Welcome to my classroom.

May I see your reference letter? Ah, I understand. You saw my ad in the Wendy’s franchisee quarterly magazine, The Freckler. Did you cut out the coupon and send away for a free glowing wrist chain that will attract my attention far better than a nude wrist would when raising your hand to participate in group discussion? No matter. Please point to the seat you desire, take out your paper and pen, memorize as many things in the room as you can just in case everything disappears and someone asks “Hey, what was in here?”, and let’s get to today’s lesson.
Today’s English phrase we will be exploring is No guts, no glory.
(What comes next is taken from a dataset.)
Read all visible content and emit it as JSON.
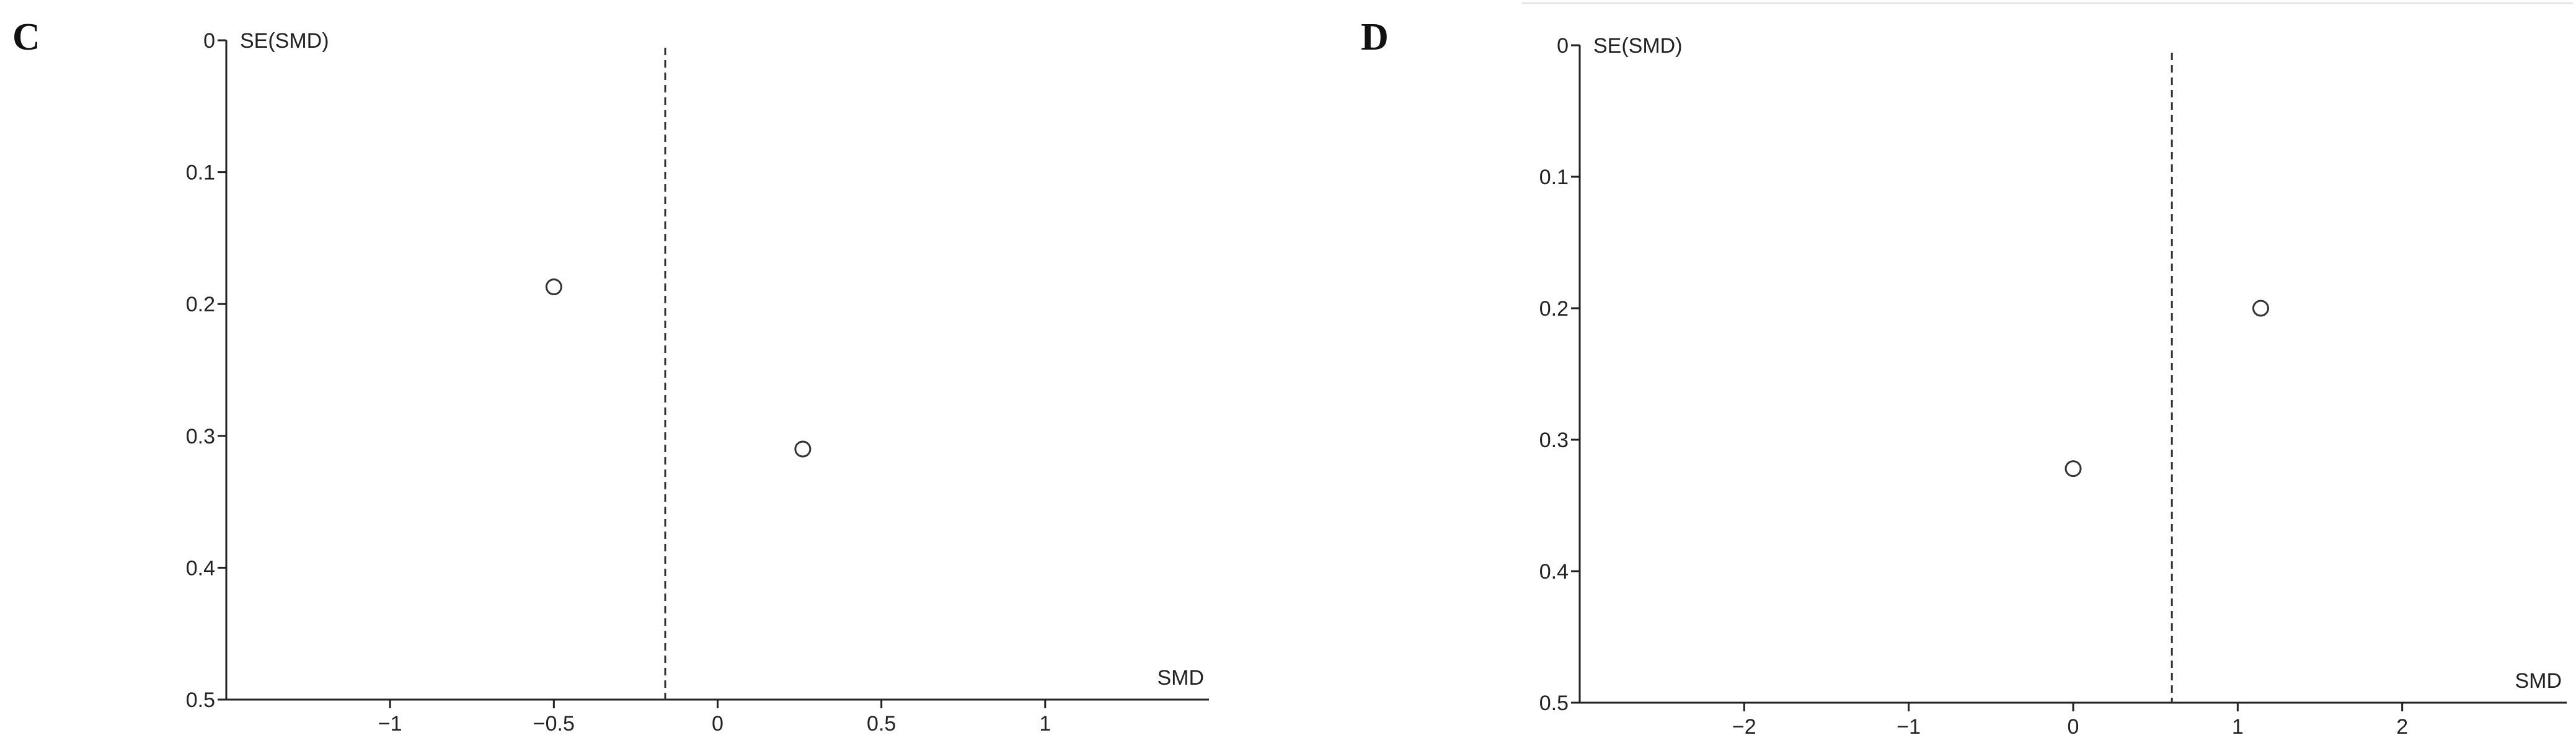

Etymology: I develop a lot of my lesson plans from my mother’s journals because she famously invented the quip “Too soon” but they didn’t contain anything about this phrase. I almost gave up and built a lesson around “fuck you”, based on a recipe toward the back of the journal on how to make “fuck you beef” but then I found an old comic strip circa 2000 tucked into the dust jacket that provided some juicy tidbits. The strip was given to Italian immigrants to teach them effective phrases to yell toward potential employers at the end of botched job interviews and thankfully, “No guts, no glory” was included.
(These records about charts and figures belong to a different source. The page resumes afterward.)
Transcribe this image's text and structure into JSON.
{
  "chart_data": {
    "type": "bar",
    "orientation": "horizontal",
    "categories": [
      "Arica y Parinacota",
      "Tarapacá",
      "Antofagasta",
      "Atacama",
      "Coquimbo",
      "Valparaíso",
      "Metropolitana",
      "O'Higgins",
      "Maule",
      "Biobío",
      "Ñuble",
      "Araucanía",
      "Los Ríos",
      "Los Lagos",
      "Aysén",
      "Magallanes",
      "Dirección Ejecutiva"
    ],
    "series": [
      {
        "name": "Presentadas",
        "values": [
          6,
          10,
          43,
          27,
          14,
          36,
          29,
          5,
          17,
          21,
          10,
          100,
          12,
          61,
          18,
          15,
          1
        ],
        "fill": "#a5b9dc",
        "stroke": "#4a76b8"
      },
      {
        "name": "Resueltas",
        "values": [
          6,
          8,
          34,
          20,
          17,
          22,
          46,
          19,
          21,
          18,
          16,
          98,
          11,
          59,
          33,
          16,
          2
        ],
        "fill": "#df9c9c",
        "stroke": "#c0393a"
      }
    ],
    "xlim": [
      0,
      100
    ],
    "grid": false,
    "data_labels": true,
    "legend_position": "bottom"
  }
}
The phrase was coined by a freaky ass kid’s dad. The kid cut open a toad and took out all its stuff and then gave it to his dad for Valentine’s Day. The dad noticed the toad wasn’t very heavy and checked it out and the toad had no guts of course. That’s where he got the guts part. By “glory” he meant allowance.
Made famous by: The phrase escaped the suburbs 20 years later when that same freaky kid told his husband who thought it was so funny. He then told a flight attendant friend that the thing could blow up overseas where toads are considered a fucking joke, so he slipped the fly girl the price of spreading information via air (a silver piece and box of cigars) and the flight attendant dropped it on 5 major cities to kickstart the spread.
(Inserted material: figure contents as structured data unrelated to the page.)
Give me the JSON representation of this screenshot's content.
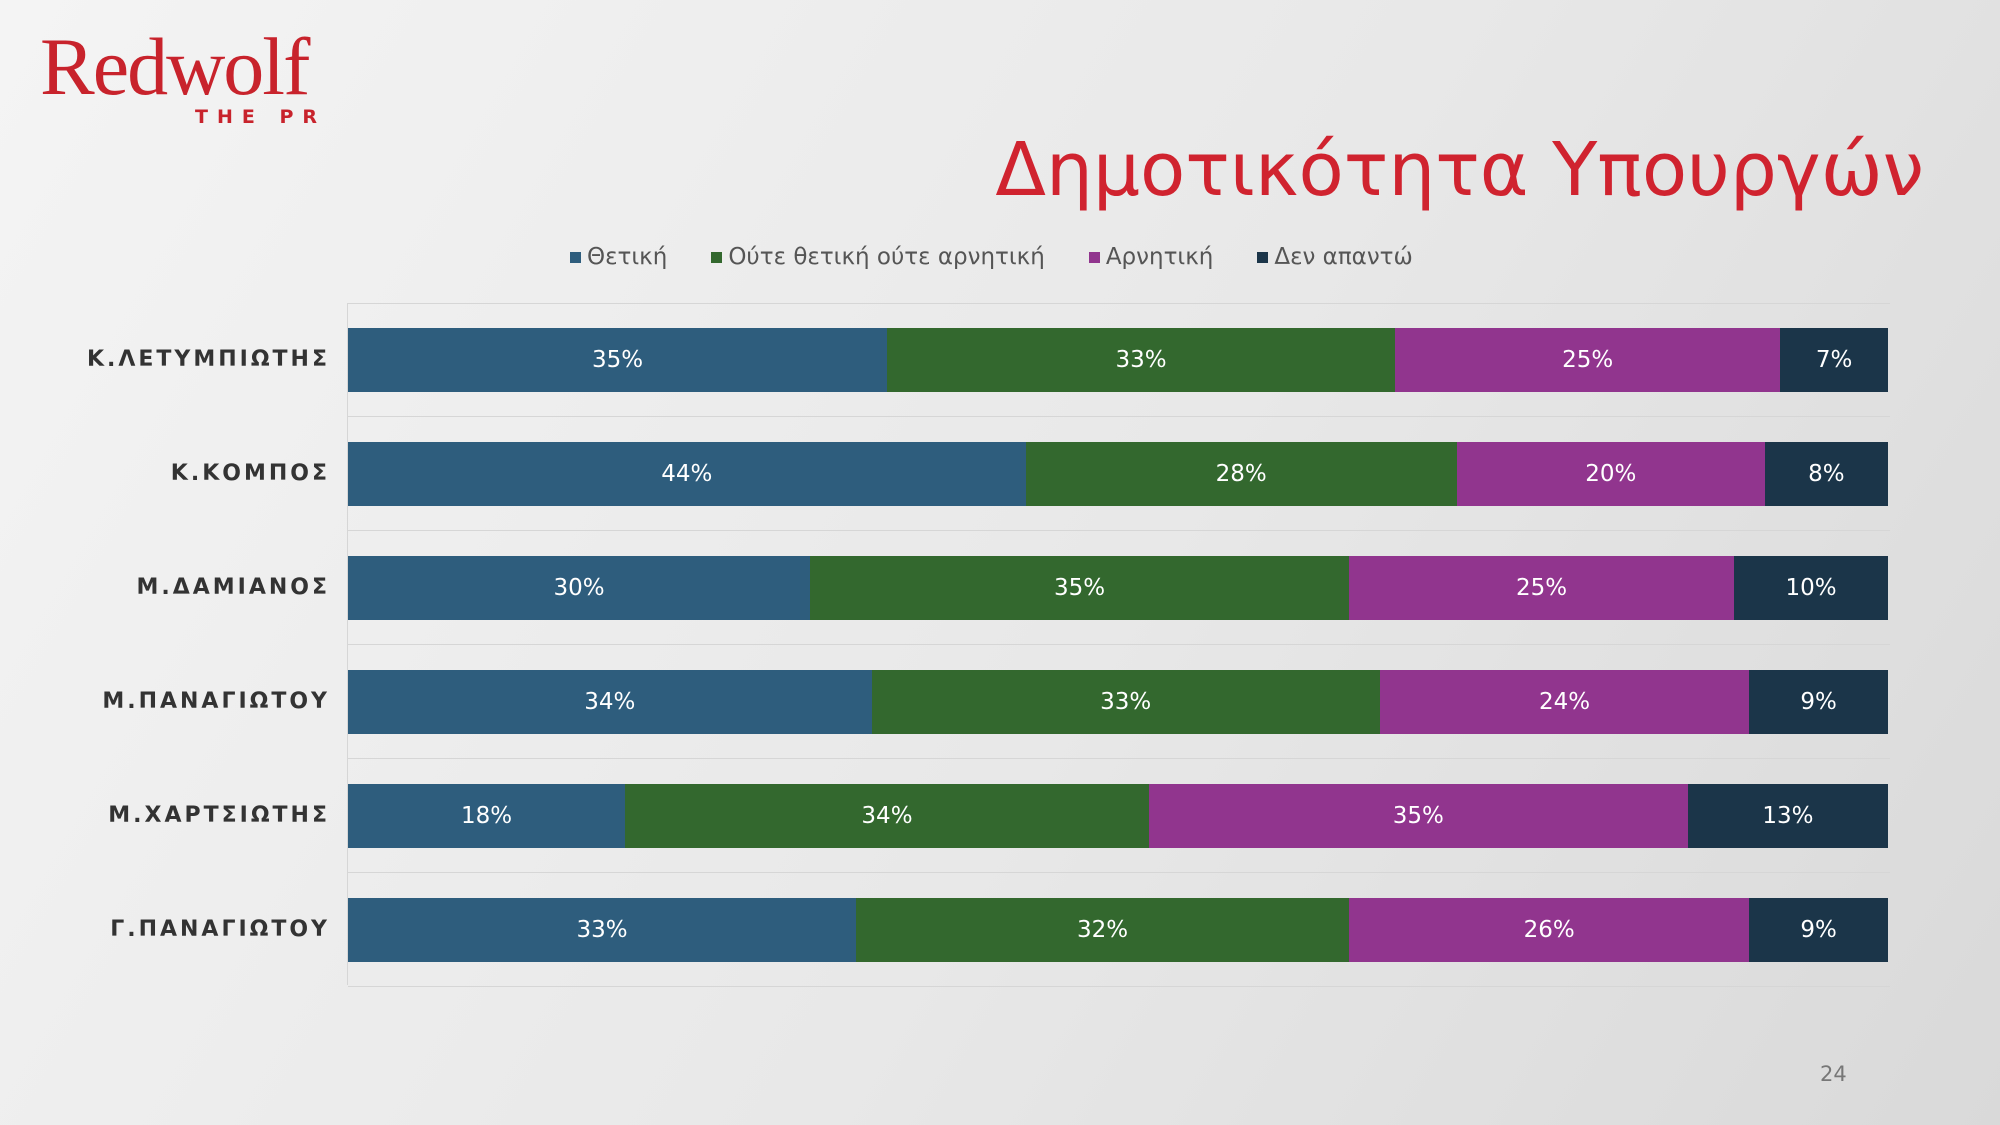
{
  "logo": {
    "wordmark": "Redwolf",
    "tagline": "THE PR"
  },
  "title": "Δημοτικότητα Υπουργών",
  "page_number": "24",
  "colors": {
    "brand_red": "#d0232f",
    "series": [
      "#2e5d7d",
      "#33682e",
      "#91358e",
      "#1b3549"
    ]
  },
  "chart_data": {
    "type": "bar",
    "orientation": "horizontal",
    "stacked": true,
    "normalized_percent": true,
    "legend_position": "top",
    "xlim": [
      0,
      100
    ],
    "categories": [
      "Κ.ΛΕΤΥΜΠΙΩΤΗΣ",
      "Κ.ΚΟΜΠΟΣ",
      "Μ.ΔΑΜΙΑΝΟΣ",
      "Μ.ΠΑΝΑΓΙΩΤΟΥ",
      "Μ.ΧΑΡΤΣΙΩΤΗΣ",
      "Γ.ΠΑΝΑΓΙΩΤΟΥ"
    ],
    "series": [
      {
        "name": "Θετική",
        "color": "#2e5d7d",
        "values": [
          35,
          44,
          30,
          34,
          18,
          33
        ]
      },
      {
        "name": "Ούτε θετική ούτε αρνητική",
        "color": "#33682e",
        "values": [
          33,
          28,
          35,
          33,
          34,
          32
        ]
      },
      {
        "name": "Αρνητική",
        "color": "#91358e",
        "values": [
          25,
          20,
          25,
          24,
          35,
          26
        ]
      },
      {
        "name": "Δεν απαντώ",
        "color": "#1b3549",
        "values": [
          7,
          8,
          10,
          9,
          13,
          9
        ]
      }
    ]
  }
}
Oddly enough it was an army guy in USA, NA who liked the way it sounded and wanted to apply it to his own life. Unlike the silly part about the toad, the guts he’s talking about don’t mean the big wet n chewies inside, but rather the gunk in a tough guy’s thoughts that usually smell a bit like a UFC fighter bungie jumping into a volcano to retrieve BBQd ribs that he dropped because he was busy watching a girl tie her shoes. “Glory” means sports.
Sounds best: These days it’s best uttered quietly under your breath after somebody catches you putting store bought chicken eggs in a robin’s nest because you think it’s cute.
Cheat Sheet: As with every lesson I like to give you something to take home because I know taking notes is hard with all the snails around here. If you’re struggling to remember today’s lesson you can snap a pic of my back:
I always bet on the fish. Statistically, it’s due for a win.